Hong Kong is the melting pot of different people and cultures. Under skyscrapers and malls in Hong Kong, there are plenty of cultural places from temples and museum to pleasant Chinese gardens hiding around the city. There you can find all major world regions. You will be amazed how peaceful Buddhist temples, Catholic churches and Islamic mosques coexist together. The next nine temples are the most important and famous in Hong Kong.
Chi Lin Nunnery
Chi Lin Nunnery is the world’s largest handmade wooden building, made of cypress wood. The temple is located in Diamond Hills, Kowloon, Hong Kong. Chi Lin Nunnery was founded in 1934 and renovated in the 1990s. The temple has 16 halls, a huge garden in front of the temple, soul-soothing lotus ponds and three types of statues: the Sakyamuni Buddha, Guanyin and Bodhisattvas, which are made of gold, clay and wood.
Miu Fat Buddhist Monastery
Miu Fat Buddhist Monastery was constructed in 1950s and rebuilt in 2010. The monastery is located in Lam Tei, Tuen Mun District. The temple is one of Hong Kong’s most eccentric Buddhist complexes. The temple has a Buddhist Shrine, a community hall, a library, cultural welfare facilities and a kitchen serving vegetarian food.
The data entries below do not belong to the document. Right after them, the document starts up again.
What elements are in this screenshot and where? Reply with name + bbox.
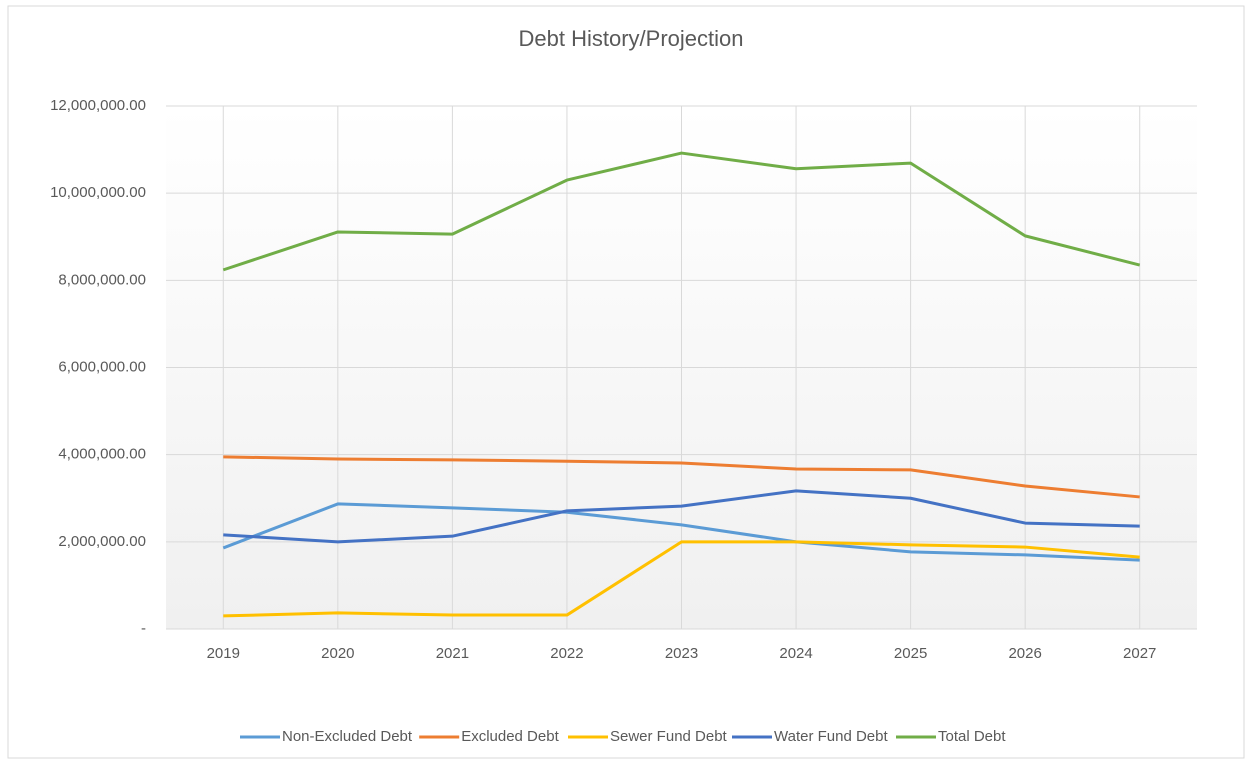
- y-tick-label: 12,000,000.00: [50, 97, 146, 114]
- x-tick-label: 2023: [665, 645, 698, 662]
- x-tick-label: 2024: [779, 645, 812, 662]
- line-series: [223, 540, 1140, 618]
- x-tick-label: 2019: [207, 645, 240, 662]
- y-tick-label: 4,000,000.00: [58, 446, 146, 463]
- y-tick-label: 2,000,000.00: [58, 533, 146, 550]
- line-series: [223, 489, 1140, 544]
- legend-label: Total Debt: [938, 728, 1006, 745]
- y-tick-label: -: [141, 620, 146, 637]
- line-series: [222, 151, 1141, 272]
- y-tick-label: 8,000,000.00: [58, 271, 146, 288]
- x-tick-label: 2027: [1123, 645, 1156, 662]
- x-tick-label: 2026: [1008, 645, 1041, 662]
- x-tick-label: 2021: [436, 645, 469, 662]
- legend-label: Water Fund Debt: [774, 728, 888, 745]
- legend-label: Sewer Fund Debt: [610, 728, 728, 745]
- x-tick-label: 2020: [321, 645, 354, 662]
- legend-label: Excluded Debt: [461, 728, 559, 745]
- legend-label: Non-Excluded Debt: [282, 728, 413, 745]
- chart-title: Debt History/Projection: [519, 26, 744, 51]
- y-tick-label: 6,000,000.00: [58, 358, 146, 375]
- y-tick-label: 10,000,000.00: [50, 184, 146, 201]
- line-series: [222, 502, 1140, 562]
- line-series: [223, 455, 1140, 499]
- x-tick-label: 2025: [894, 645, 927, 662]
- x-tick-label: 2022: [550, 645, 583, 662]
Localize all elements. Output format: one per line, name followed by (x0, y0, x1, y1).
There are two halls in the monastery. First hall is the Ten Thousand Buddha’s hall, which is 45 meters tall and designed with a lotus shrine. Another hall is the Mahavira hall which holds three gold plated statues of buddhas Sayamuni. Each side of the entrance has columns carved with gold scaled dragons.
Wong Tai Sin Temple
Wong Tai Sin Temple is one of the most famous attractions in Hong Kong. It has another name called Sik Sik Yuen. The temple is dedicated to Wang Tai Sin who is believed to be able to heal the wounded, save the dying and punish the evil. It is designed in the traditional Chinese style with grand red pillars, a golden roof adorned with blue friezes, yellow lattice and multi-colored carvings.
Tsing Shan Monastery
Tsing Shan Monastery is one of the oldest temple in Hong Kong. It is located at the foot of Castle Peak. Inside of the monastery, the characters ‘香海名山’ which means ‘fragrant sea and prestigious mountain’ are engraved on the gate. The main hall is Ching Wan Koon. The temple is dedicated to Dou Lao, a deity who is believed to have the power to relieve the worries from people. This temple is one of the shooting locations for the movie, Bruce Lee classic Enter the Dragon.
Ten Thousand Buddhas Monastery
Ten Thousand Buddhas Monastery is located Po Fook Hill at Pai Tau Village, Sha Tin. The temple was founded in 1955 by Buddhist laymen Yuet Kai who carried the material during construction by himself. The temple took eight years to finish the construction. By 1957, around 12,800 Buddha statues were made for this monastery. There are five halls in total which hold statues. Some of Buddhas are placed outside.
Po Lin Monastery
Located on Lotus Island, Hong Kong, Po Lin Monastery was built in 1906. There are three main Buddha statues, made of bronze. They represent past, present and future. The temple is dedicated to Guanyin, the Goddess of Mercy. The garden at Po Lin Monastery is alive with bird songs and floral scents.
Fung Ying Seen Koon
Fung Yin Seen Koon was founded in 1929. The name of temple is based on two fairy islands: Fang Lai and Ying Chau. The temple features an outstanding architectural design, including an eye-catching bright orange roof. The wall of Tao Te Ching in front of Ancestral Hall has 81 chapters of the famous work Tao Te Ching by the ancient Chinese philosopher Laozi.
Yuk Hui Temple
Yuk Hui Temple was named after Mr. Lam Yuk Mo and first founded in 1783. Pak Tai is the main deity of the temple. People worship her because of her courage, power and devotion. There are other deities including Guanyin, Tai Sui, Tin Hua and Tu Di Gong. There are three halls, with the Pak Tai statues placed in the main hall. Worshippers usually visit Yuk Hui Temple during Pak Tai festival and Ban festival.
Man Mo Temple
Situated on Hollywood Road in Sheung Wan, Man Mo Temple was built in 1847. The temple is a picturesque tribute to the God of Literature (Man), holding a writing brush and the God of War (Mo), wielding a sword. Both of them are worshipped by people looking for success in their studies.